On va évidemment me rétorquer qu’il s’agit là d’un beau
discours idéaliste, mais très éloigné de la réalité du terrain. Que la
xénophobie se trouve partout en France, et que l’étranger est toujours mal
accueilli. Qu’en Ariège, celui dont la famille n’a pas 64 quartiers d’origine
ariégeoise garantie n’est jamais pleinement intégré. Que les noirs (donc les
Mahorais) sont encore moins bien accueillis que les autres, victimes du
racisme, et plus mal accueillis encore s’ils sont musulmans.
C’est vrai, bien sûr. Mais il ne faut pas se tromper de
combat. Si les Ariégeois accueillent souvent (très) mal ceux qui viennent
d’ailleurs, ça ne justifie pas leur attitude, et ça n’autorise pas les autres à
faire de même. C’est évidemment facile de dire ça pour un blanc aisé et diplômé
qui sera plutôt bien accueilli partout, mais il ne faut pas que les mahorais se
disent « puisque je ne serai pas bien accueilli en métropole, alors il
faut que nous prenions tous les postes de l’île ». C’est le combat inverse
qu’il faut mener : il faut faire reculer le racisme afin que les mahorais
soient reconnus comme des Français à part entière, et puissent se sentir chez
eux n’importe où sur le territoire de la République.
Donc non, il ne faut pas que « tous les postes
disponibles à Mayotte » soient occupés par des gens forcément originaires
de Mayotte. Quand je suis « chez moi » dans les Pyrénées, je me
contrefiche de savoir si le médecin qui me soigne, le policier qui me protège
ou le professeur qui enseigne à mes enfants est issu d’une famille qui a ses
origines dans le département. Quelqu’un qui voudrait que les Ariégeois
« occupent tous les postes disponibles en Ariège afin de régner en maître
chez eux » serait complètement ridicule.
En revanche, et là je suis entièrement d’accord avec les
revendications locales, il faut d’une part mettre fin aux inégalités entre les
mahorais et le reste des Français (sur les salaires, les allocations, les retraites
etc.), et d’autre part enclencher un rééquilibrage
des fonctions ; il faut que les Français d’origine mahoraise aient un
meilleur accès aux emplois, surtout à responsabilité, que ce soit sur l’île ou
en métropole. Mais il ne faut pas confondre ce rééquilibrage nécessaire avec
des emplois occupés à 100% par les locaux.

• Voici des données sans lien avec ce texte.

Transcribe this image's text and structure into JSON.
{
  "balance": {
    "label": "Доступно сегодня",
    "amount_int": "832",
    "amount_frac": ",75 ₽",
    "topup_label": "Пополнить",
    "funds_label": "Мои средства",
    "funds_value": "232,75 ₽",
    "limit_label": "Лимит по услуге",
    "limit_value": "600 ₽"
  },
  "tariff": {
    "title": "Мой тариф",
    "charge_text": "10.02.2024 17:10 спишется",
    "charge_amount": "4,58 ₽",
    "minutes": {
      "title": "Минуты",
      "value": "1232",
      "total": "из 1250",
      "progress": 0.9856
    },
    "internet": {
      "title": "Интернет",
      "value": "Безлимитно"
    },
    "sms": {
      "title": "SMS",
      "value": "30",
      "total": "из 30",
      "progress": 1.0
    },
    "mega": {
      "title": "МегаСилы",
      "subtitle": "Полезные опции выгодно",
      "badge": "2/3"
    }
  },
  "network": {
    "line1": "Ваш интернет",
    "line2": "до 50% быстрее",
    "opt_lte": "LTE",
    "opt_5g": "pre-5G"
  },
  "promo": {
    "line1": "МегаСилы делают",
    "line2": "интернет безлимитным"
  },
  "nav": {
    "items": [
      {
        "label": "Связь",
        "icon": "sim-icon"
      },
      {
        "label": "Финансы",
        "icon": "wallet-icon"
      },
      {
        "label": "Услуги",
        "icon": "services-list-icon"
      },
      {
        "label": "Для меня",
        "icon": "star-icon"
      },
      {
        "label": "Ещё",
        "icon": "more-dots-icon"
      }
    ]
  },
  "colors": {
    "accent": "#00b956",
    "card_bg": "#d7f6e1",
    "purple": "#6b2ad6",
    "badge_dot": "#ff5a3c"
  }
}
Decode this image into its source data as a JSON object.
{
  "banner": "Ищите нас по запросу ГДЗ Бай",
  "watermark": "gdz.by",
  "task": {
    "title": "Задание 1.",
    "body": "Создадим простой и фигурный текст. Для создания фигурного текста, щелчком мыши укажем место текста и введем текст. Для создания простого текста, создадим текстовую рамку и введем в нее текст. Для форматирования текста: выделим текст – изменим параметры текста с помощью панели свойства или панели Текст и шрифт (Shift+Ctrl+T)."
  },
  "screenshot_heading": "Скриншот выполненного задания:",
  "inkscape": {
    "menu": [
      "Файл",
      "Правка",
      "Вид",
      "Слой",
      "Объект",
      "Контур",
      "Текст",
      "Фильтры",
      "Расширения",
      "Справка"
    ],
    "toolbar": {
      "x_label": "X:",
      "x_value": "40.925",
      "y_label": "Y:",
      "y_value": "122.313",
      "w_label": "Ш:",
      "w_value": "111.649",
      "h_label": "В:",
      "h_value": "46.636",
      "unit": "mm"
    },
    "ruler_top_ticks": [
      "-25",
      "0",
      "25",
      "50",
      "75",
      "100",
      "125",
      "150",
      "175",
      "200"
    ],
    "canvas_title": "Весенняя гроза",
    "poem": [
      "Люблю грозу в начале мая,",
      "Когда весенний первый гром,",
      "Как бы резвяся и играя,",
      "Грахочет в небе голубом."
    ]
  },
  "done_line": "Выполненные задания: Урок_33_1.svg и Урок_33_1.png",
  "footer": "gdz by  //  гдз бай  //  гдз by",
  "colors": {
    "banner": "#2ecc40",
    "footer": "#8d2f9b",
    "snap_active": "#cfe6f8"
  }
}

Par quoi passe ce rééquilibrage ? Par l’éducation
d’abord, bien sûr. Peut-on envisager un système de quota ou de discrimination
positive ? Pour ma part, j’ai toujours été extrêmement réservé devant ce
genre d’outil, parce qu’il est à l’opposé de l’égalité entre les citoyens. Bien
sûr, c’est pour la bonne cause : on instaure une inégalité pour
contrebalancer une autre inégalité, plus forte et qui risque de ne pas
disparaître sinon. Mais est-ce qu’on supprime un mal par un mal
contraire ? Je n’en suis pas sûr. Il faut être désigné à un poste parce
qu’on y sera compétent, pas parce qu’on est une femme ou parce qu’on est
d’origine mahoraise. C’est pourquoi je suis opposé aux lois sur la parité
telles qu’elles ont été mises en place.
Cela étant, je reconnais que dans certains cas, la
discrimination positive et le système des quotas peuvent avoir une utilité,
voire être nécessaires. Mais je pense qu’il faut alors les encadrer beaucoup
plus strictement qu’on ne le fait. Ainsi, on pourrait les mettre en place pour
une durée limitée, par exemple 15 ou 20 ans (jamais plus de 50), et de manière
non renouvelable pour la même période de temps.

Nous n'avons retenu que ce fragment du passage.